Gorbachev’s comeback bid

PRESIDENTIAL elections are due in Russia in 1996, and already various contenders seem likely to throw their hats in the ring. It is too early to say who will actually stand, or even whether elections or the institution of the presidency itself will exist in 1996. Russia is simply too unstable for assumptions to be made about it. However, one possible contender has already had a crack at the whip and may have another go.

Mikhail Gorbachev was elected general secretary of the Communist Party of the Soviet Union on March 11 1985. He has been out of Russian politics since 1991 when he ceased to be general secretary of a party that was banned in a Soviet Union which then passed into history. Not a startling record of success.

Yet Gorbachev is being tipped as a presidential contender 10 years after he became head of the Soviet Union. He certainly feels he has something to offer. He wrote an article in the Italian daily Corriere della Sera on March 9 saying that “Russia needs perestroika with its democratic, human and non-violent methods”. He said that these values represented the “salvation of Russia”. Gorbachev denied that perestroika was a spent force, though it might need to appear in a “more modern form”.

Gorbachev however lacks popularity in Russia.

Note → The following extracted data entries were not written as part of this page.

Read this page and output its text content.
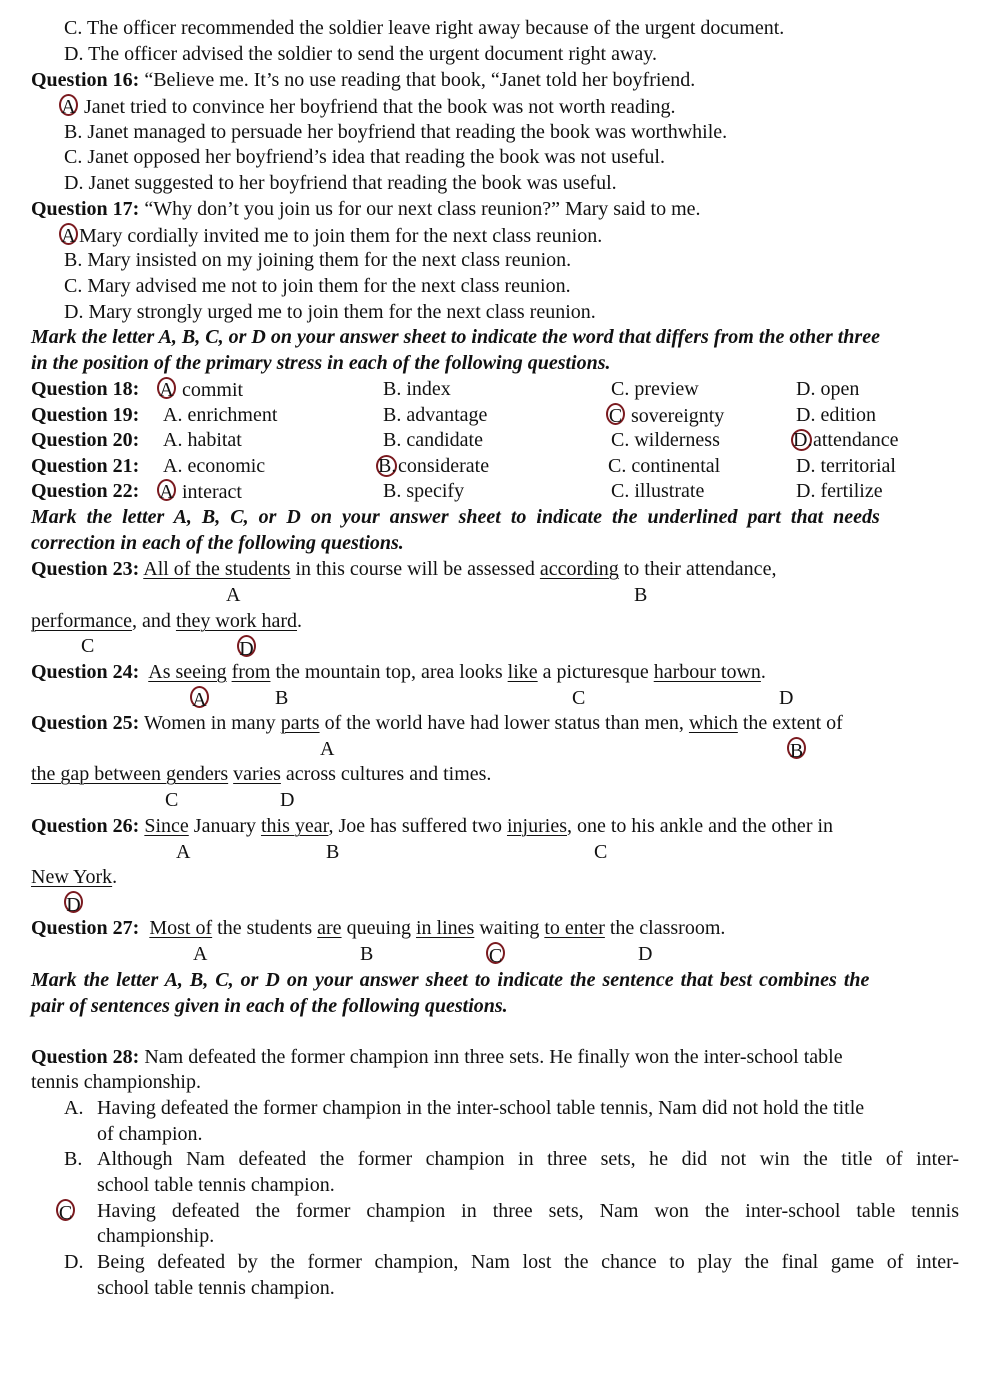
C. The officer recommended the soldier leave right away because of the urgent document.
D. The officer advised the soldier to send the urgent document right away.
Question 16: “Believe me. It’s no use reading that book, “Janet told her boyfriend.
A Janet tried to convince her boyfriend that the book was not worth reading.
B. Janet managed to persuade her boyfriend that reading the book was worthwhile.
C. Janet opposed her boyfriend’s idea that reading the book was not useful.
D. Janet suggested to her boyfriend that reading the book was useful.
Question 17: “Why don’t you join us for our next class reunion?” Mary said to me.
A Mary cordially invited me to join them for the next class reunion.
B. Mary insisted on my joining them for the next class reunion.
C. Mary advised me not to join them for the next class reunion.
D. Mary strongly urged me to join them for the next class reunion.
Mark the letter A, B, C, or D on your answer sheet to indicate the word that differs from the other three
in the position of the primary stress in each of the following questions.
Question 18: A commit	B. index	C. preview	D. open
Question 19: A. enrichment	B. advantage	C sovereignty	D. edition
Question 20: A. habitat	B. candidate	C. wilderness	D.attendance
Question 21: A. economic	B.considerate	C. continental	D. territorial
Question 22: A interact	B. specify	C. illustrate	D. fertilize
Mark the letter A, B, C, or D on your answer sheet to indicate the underlined part that needs
correction in each of the following questions.
Question 23: All of the students in this course will be assessed according to their attendance,
A	B
performance, and they work hard.
C	D
Question 24: As seeing from the mountain top, area looks like a picturesque harbour town.
A	B	C	D
Question 25: Women in many parts of the world have had lower status than men, which the extent of
A	B
the gap between genders varies across cultures and times.
C	D
Question 26: Since January this year, Joe has suffered two injuries, one to his ankle and the other in
A	B	C
New York.
D
Question 27: Most of the students are queuing in lines waiting to enter the classroom.
A	B	C	D
Mark the letter A, B, C, or D on your answer sheet to indicate the sentence that best combines the
pair of sentences given in each of the following questions.
Question 28: Nam defeated the former champion inn three sets. He finally won the inter-school table
tennis championship.
A. Having defeated the former champion in the inter-school table tennis, Nam did not hold the title
of champion.
B. Although Nam defeated the former champion in three sets, he did not win the title of inter-
school table tennis champion.
C Having defeated the former champion in three sets, Nam won the inter-school table tennis
championship.
D. Being defeated by the former champion, Nam lost the chance to play the final game of inter-
school table tennis champion.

However popular he was with westerners, the last leader of the CPSU was much less beloved by ordinary Soviet citizens, whose living standards started to decline noticeably under his rule. Gorbachev could never satisfy the ‘radical democrats’ in Russia, and he cannot satisfy their wishes now. On the other hand, the USSR went into its death agonies when he was ‘in charge’, and Russia began to lose influence in the world to a quite dramatic degree. So Gorbachev cannot appeal to Russian ‘communists’ who want the Soviet Union restored, and he cannot appeal to Russian nationalists. Both groups hate him. Gorbachev might wish to appeal to a moderately anti-Yeltsin ‘centre ground’, but this hardly exists in Russia, a society in deep crisis.

The Guardian (March 14) carried an article about the far right in Russia. Some are young men dressing up in SS uniforms, but there are also ex-KGB generals like Aleksandr Sterligov or influential parliamentary deputies like Vladimir Zhirinovsky or Sergei Baburin. The future of Russia might not be shaped by these individuals, but it is their project, not Gorbachev’s, which seems to stand more chance at the moment.